局長から小包を受け取ると、警戒しながらそっと開けて見る。中に入っていた物を見て、私は凍りついた。
「蛍華ちゃん、どうした?やはり変な物か!?」
局長の声に我に返って、思わず荷物の蓋を閉めて、立ち上がる。
「局長……大丈夫です、問題ありません。この荷物、送ってきた人物に心当たりがあります。失礼します!!」
局長の言葉も聞かず部屋から飛び出し、荷物を抱えたまま、急いで自分の部屋に戻った。部屋に入り、襖を閉めて深呼吸。

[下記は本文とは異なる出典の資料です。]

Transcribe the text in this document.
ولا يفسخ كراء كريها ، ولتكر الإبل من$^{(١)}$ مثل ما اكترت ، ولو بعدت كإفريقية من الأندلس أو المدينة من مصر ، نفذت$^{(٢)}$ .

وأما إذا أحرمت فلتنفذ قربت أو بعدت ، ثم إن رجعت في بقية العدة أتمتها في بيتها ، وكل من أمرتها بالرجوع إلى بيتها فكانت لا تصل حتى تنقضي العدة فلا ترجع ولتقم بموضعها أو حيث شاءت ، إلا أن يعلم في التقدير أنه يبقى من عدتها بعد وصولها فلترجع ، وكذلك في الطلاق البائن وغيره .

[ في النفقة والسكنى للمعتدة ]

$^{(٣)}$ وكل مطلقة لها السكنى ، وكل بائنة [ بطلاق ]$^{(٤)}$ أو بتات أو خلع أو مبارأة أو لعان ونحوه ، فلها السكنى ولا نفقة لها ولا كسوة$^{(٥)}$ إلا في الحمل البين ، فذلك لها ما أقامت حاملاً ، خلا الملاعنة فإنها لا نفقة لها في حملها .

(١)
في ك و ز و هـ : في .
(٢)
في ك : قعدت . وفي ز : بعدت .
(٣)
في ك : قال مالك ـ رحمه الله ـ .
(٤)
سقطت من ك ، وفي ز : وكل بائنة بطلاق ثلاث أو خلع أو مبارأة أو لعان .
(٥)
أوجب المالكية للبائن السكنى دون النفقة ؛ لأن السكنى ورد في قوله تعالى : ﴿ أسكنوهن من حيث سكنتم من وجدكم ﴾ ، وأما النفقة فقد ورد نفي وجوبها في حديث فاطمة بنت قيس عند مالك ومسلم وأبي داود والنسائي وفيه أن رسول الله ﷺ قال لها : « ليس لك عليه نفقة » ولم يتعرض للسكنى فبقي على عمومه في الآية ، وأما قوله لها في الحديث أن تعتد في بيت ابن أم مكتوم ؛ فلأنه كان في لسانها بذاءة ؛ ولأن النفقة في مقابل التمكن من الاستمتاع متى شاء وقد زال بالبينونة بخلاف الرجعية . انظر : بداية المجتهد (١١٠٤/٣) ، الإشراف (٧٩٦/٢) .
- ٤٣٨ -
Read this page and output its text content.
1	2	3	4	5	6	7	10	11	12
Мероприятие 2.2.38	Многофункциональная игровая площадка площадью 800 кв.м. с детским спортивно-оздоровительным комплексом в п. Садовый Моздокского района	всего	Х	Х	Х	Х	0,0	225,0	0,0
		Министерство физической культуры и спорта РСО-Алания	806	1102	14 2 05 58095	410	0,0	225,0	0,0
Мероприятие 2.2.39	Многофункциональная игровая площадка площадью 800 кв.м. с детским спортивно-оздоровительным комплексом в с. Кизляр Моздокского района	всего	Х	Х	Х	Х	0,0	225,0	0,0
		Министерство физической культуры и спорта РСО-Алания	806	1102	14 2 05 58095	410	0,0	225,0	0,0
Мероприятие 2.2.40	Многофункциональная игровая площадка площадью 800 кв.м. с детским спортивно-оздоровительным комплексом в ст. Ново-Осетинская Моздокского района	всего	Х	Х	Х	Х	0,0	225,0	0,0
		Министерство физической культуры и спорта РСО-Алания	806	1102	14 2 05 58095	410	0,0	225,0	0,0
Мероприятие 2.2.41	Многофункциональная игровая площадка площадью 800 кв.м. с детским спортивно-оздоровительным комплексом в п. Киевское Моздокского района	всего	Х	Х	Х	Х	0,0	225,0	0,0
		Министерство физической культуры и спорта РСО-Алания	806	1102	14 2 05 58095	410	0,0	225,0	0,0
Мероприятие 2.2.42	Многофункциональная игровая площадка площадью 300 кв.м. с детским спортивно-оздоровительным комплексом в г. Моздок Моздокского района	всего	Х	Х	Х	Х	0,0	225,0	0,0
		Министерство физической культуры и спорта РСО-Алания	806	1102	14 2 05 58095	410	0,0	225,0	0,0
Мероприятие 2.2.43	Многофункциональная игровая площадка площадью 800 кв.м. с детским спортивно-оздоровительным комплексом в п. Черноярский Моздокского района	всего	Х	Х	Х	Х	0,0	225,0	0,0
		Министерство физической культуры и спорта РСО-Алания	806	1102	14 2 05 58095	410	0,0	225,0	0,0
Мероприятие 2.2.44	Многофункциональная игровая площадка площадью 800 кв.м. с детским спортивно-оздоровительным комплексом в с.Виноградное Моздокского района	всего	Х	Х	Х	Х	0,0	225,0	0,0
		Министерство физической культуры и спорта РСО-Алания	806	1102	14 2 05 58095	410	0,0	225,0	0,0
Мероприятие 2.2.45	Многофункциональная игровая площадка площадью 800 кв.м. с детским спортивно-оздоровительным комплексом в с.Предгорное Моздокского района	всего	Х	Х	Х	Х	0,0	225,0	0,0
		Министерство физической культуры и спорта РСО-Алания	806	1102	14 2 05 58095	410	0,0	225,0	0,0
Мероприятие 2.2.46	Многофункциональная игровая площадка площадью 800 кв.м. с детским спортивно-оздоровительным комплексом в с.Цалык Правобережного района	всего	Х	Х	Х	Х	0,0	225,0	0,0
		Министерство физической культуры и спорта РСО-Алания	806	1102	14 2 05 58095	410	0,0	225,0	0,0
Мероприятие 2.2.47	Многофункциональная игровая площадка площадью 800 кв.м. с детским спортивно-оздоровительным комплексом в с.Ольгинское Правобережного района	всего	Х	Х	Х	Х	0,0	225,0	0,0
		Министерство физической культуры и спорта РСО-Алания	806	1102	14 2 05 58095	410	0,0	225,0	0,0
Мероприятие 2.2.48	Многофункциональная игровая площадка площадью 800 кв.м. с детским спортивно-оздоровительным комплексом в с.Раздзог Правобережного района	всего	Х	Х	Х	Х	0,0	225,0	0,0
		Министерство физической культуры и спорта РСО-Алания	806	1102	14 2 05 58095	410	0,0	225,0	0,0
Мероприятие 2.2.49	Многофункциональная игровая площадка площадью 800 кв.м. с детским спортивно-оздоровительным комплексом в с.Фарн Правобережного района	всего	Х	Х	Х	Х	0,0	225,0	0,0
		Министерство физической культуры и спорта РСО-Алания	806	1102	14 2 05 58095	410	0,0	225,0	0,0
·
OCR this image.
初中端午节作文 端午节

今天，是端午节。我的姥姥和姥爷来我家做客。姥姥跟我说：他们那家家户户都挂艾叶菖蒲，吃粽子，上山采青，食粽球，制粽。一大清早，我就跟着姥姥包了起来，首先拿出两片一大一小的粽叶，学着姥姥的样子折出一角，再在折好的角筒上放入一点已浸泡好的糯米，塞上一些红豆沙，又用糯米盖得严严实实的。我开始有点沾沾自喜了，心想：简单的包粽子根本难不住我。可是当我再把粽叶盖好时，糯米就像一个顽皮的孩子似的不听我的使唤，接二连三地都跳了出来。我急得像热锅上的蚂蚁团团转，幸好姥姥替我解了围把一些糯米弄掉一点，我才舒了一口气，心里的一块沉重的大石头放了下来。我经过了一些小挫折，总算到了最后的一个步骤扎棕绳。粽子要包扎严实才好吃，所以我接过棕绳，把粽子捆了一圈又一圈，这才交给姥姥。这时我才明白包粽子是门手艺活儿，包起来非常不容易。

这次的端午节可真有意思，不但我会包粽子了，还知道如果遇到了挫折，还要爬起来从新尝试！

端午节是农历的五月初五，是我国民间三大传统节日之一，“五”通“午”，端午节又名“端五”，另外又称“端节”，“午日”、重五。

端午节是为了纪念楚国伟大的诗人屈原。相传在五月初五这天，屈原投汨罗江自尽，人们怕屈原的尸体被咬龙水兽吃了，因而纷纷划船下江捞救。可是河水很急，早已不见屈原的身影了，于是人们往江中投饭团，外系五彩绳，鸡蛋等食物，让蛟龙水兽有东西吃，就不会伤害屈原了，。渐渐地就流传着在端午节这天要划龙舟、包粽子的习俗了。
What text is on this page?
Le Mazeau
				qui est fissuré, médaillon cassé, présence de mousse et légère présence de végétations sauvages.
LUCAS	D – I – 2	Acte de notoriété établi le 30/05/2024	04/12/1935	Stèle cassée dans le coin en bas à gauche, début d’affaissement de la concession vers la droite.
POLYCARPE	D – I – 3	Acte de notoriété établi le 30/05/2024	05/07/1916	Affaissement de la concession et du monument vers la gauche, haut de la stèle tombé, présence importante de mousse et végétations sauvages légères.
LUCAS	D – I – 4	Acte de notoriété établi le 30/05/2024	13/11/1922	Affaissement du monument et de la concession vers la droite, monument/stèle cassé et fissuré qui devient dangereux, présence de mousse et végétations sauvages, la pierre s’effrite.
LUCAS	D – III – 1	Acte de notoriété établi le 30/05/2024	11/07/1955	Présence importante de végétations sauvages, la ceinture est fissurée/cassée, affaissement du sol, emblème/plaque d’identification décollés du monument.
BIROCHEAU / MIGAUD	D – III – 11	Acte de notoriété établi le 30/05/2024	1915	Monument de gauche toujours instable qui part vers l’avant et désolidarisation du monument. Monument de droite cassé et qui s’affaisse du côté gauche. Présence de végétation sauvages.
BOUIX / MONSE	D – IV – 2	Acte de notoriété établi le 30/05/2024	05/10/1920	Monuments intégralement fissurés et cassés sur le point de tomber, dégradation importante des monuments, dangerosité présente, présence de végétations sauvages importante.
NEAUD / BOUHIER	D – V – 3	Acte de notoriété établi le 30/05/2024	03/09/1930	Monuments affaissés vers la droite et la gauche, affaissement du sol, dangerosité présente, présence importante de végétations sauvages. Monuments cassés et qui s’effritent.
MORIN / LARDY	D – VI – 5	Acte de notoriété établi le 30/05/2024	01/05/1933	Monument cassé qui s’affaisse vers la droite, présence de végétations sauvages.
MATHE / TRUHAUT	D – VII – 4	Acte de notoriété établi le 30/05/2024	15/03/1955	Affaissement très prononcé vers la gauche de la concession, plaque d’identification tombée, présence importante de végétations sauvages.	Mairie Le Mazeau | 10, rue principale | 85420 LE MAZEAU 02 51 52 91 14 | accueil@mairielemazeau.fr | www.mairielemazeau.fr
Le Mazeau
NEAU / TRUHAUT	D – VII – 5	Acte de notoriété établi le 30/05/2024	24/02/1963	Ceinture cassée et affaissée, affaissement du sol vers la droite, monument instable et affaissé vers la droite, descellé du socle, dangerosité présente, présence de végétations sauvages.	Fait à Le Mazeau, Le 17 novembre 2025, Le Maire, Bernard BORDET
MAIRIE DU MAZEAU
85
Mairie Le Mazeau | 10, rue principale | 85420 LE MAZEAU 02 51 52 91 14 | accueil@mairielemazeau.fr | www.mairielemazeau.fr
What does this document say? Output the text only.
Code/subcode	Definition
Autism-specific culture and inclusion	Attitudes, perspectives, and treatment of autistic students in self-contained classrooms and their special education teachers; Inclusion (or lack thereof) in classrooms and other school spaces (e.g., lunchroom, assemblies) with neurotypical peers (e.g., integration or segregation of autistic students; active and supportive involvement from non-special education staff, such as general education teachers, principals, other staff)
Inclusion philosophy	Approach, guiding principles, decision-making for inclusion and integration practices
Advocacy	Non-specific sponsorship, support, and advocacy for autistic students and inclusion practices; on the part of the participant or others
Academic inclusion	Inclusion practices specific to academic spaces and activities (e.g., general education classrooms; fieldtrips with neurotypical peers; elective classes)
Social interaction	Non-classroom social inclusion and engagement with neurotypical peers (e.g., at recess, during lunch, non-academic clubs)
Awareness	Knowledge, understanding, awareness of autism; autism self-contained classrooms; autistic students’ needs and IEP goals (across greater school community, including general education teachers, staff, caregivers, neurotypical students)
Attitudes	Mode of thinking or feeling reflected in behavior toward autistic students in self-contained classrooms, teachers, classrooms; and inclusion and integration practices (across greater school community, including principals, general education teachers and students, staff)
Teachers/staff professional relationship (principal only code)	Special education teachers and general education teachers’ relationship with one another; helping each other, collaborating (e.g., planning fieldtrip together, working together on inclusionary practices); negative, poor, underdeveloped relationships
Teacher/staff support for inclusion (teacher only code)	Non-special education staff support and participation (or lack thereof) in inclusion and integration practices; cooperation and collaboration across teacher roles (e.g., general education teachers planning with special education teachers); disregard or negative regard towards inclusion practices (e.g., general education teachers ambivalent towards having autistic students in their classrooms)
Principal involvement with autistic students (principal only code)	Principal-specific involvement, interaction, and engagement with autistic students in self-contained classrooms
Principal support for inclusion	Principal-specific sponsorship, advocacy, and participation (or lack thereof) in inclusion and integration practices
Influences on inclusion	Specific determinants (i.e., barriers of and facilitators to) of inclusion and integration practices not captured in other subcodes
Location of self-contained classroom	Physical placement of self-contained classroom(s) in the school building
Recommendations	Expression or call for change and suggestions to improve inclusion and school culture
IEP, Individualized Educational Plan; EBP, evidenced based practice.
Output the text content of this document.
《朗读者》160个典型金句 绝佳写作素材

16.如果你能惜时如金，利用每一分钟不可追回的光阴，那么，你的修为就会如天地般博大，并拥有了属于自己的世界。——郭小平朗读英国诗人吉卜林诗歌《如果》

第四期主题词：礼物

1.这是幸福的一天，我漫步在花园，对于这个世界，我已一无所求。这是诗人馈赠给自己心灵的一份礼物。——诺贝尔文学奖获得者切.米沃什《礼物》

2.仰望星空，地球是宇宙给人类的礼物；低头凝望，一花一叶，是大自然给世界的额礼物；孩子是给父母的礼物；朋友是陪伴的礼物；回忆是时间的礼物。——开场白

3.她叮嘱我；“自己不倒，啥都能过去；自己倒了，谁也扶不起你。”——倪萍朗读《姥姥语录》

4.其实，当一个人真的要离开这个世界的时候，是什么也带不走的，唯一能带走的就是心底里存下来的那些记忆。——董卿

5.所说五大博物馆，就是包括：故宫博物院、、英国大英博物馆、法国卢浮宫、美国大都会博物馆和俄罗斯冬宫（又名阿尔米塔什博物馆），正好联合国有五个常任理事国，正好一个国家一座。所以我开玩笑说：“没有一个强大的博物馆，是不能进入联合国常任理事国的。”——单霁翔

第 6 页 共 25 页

息が整った所で、手の中の荷物をもう一度開けて見る。……間違いない。
「神威のアホ!!本当に贈ってくるバカが、どこにいる!!」
荒く声を張り上げて、荷物を畳に叩きつけた。零れ落ちた中身は、夜兎族の衣装。差出人が書いてなくても、つい先日に「贈るよ」と言っていた人物が差出人だ。大体、私はいらないと……あれ、言わなかったか?
軽く溜め息を吐き、服を拾ってちゃんと見てみた。
本音を言えば、夜兎族の衣装は可愛いと思っている。万事屋の神楽ちゃんの服を見る度に、そう感じていた。
だが、自分が着るとなると別問題。
「こんなスリットの深い服、着れるか!!」
只でさえ、脚を出すのが好きでは無いのに。
私が入隊した時に、スカートの隊服も貰ったが、未だに着ていないくらいだ。
再び軽く溜め息を吐いて、箱に仕舞おうとした。そして、中に手紙が入っているのに気付いた。封筒にも入れられていない手紙の内容は
『次の休みの時は、これを着てネ。着てないと、俺が無理矢理着せちゃうゾ』
……なんかもう、語尾の片仮名がムカついてくる。
誰が着るものか。絶対、着るものか。次に会ったら、叩きつけて返品してやる。